Steven Roberts ’17 (History, Contemporary Music) served up one example of the Symposium’s inclusive approach to interdisciplinary scholarship, with his historical analysis and original arrangement of music by German composer Karlheinz Stockhausen. Just don’t tell him it’s not “research.”

“For this project I had to really dive deep into classical composition, to understand how that history influenced Stockhausen and the avant-garde of the ’60s,” Roberts said. “I also needed to collaborate with the performers and the videographer, to take the abstract idea, get it on paper and get it recorded.

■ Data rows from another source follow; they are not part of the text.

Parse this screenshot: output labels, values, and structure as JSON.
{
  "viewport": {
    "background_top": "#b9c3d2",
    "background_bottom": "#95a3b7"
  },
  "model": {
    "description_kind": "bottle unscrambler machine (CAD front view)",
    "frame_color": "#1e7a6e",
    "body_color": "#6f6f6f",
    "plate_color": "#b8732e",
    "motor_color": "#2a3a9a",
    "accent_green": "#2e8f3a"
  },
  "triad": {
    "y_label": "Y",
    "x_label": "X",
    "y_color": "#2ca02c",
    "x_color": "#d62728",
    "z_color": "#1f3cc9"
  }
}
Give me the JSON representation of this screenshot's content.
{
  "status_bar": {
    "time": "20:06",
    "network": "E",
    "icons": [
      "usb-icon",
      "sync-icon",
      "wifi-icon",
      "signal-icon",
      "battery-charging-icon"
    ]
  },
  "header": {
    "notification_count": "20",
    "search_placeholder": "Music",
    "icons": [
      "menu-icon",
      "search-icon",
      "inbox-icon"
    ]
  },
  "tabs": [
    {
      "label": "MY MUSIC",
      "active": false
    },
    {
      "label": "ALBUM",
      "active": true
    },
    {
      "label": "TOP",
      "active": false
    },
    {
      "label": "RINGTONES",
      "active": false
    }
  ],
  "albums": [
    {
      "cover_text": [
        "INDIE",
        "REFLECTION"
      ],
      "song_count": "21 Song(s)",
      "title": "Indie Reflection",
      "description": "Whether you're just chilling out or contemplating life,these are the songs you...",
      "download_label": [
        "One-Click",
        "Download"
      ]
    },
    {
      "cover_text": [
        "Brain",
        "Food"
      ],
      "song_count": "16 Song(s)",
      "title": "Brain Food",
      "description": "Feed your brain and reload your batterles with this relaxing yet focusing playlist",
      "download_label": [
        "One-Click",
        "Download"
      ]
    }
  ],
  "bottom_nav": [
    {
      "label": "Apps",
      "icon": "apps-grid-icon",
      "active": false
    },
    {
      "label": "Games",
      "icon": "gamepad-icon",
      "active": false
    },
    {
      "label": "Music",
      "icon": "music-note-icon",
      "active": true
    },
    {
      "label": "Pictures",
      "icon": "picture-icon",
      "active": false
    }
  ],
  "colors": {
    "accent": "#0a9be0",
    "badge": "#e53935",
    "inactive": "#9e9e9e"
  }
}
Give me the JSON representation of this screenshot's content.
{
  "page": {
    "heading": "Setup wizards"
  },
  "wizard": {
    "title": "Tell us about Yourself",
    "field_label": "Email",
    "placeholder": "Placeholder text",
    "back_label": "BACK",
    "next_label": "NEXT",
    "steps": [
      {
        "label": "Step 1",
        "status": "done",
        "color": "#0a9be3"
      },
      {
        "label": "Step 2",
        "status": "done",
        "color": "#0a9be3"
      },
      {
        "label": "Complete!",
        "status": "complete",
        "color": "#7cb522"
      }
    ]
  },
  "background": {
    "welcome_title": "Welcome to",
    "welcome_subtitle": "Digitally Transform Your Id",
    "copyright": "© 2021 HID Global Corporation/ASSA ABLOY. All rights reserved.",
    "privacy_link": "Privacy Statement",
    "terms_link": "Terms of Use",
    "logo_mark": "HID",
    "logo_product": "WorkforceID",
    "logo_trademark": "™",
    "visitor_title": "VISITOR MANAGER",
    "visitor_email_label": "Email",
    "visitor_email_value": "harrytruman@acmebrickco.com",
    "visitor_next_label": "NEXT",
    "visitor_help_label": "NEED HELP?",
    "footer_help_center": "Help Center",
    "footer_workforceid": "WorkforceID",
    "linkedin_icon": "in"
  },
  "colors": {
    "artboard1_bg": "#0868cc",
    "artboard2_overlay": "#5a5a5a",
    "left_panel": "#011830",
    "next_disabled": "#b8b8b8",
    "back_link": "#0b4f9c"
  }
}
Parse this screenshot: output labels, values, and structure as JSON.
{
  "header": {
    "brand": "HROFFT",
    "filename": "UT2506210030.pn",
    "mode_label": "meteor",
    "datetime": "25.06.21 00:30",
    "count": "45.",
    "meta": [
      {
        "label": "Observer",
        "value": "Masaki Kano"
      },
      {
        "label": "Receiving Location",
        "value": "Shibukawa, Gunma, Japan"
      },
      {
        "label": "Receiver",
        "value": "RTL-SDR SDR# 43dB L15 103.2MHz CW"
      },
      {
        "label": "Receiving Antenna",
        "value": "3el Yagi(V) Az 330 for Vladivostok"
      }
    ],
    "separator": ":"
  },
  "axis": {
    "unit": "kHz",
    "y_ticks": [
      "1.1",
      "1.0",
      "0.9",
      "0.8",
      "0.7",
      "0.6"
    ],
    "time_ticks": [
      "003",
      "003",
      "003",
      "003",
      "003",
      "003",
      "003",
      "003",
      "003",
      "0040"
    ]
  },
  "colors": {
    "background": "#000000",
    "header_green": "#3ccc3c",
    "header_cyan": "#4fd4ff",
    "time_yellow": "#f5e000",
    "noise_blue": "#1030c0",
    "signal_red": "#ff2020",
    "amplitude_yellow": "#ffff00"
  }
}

“I think this work will be invaluable to me as I start my career in music, because it functions as a very visible portfolio – something I can show people and say, ‘look what I can do,’ when I’m applying for grants or for grad school.”

As a celebration of undergraduate research, the Symposium also celebrates the dozens of faculty mentors who work to create and support research opportunities for New Paltz students, including 2016-17 Faculty Mentor Award recipient and Assistant Professor of mathematics, Anca Radulescu.

“A key ingredient to a successful program like ours is a faculty who are willing to guide and support students, and who value this work as one of the most important forms of teaching we can undertake,” President Christian said. “This is a labor of love, but it still takes time, energy and effort above and beyond everything else that we ask you to do. Dr. Radulescu has supervised close to a dozen research projects in the last three years, and like many other New Paltz faculty she has demonstrated enthusiasm and commitment to mentoring undergraduates.”

Minds @ Work is coordinated by the Research, Scholarship and Creative Activities (RSCA) program, which is directed by Professor of biology Maureen Morrow and served by a board of students and faculty members from diverse academic backgrounds.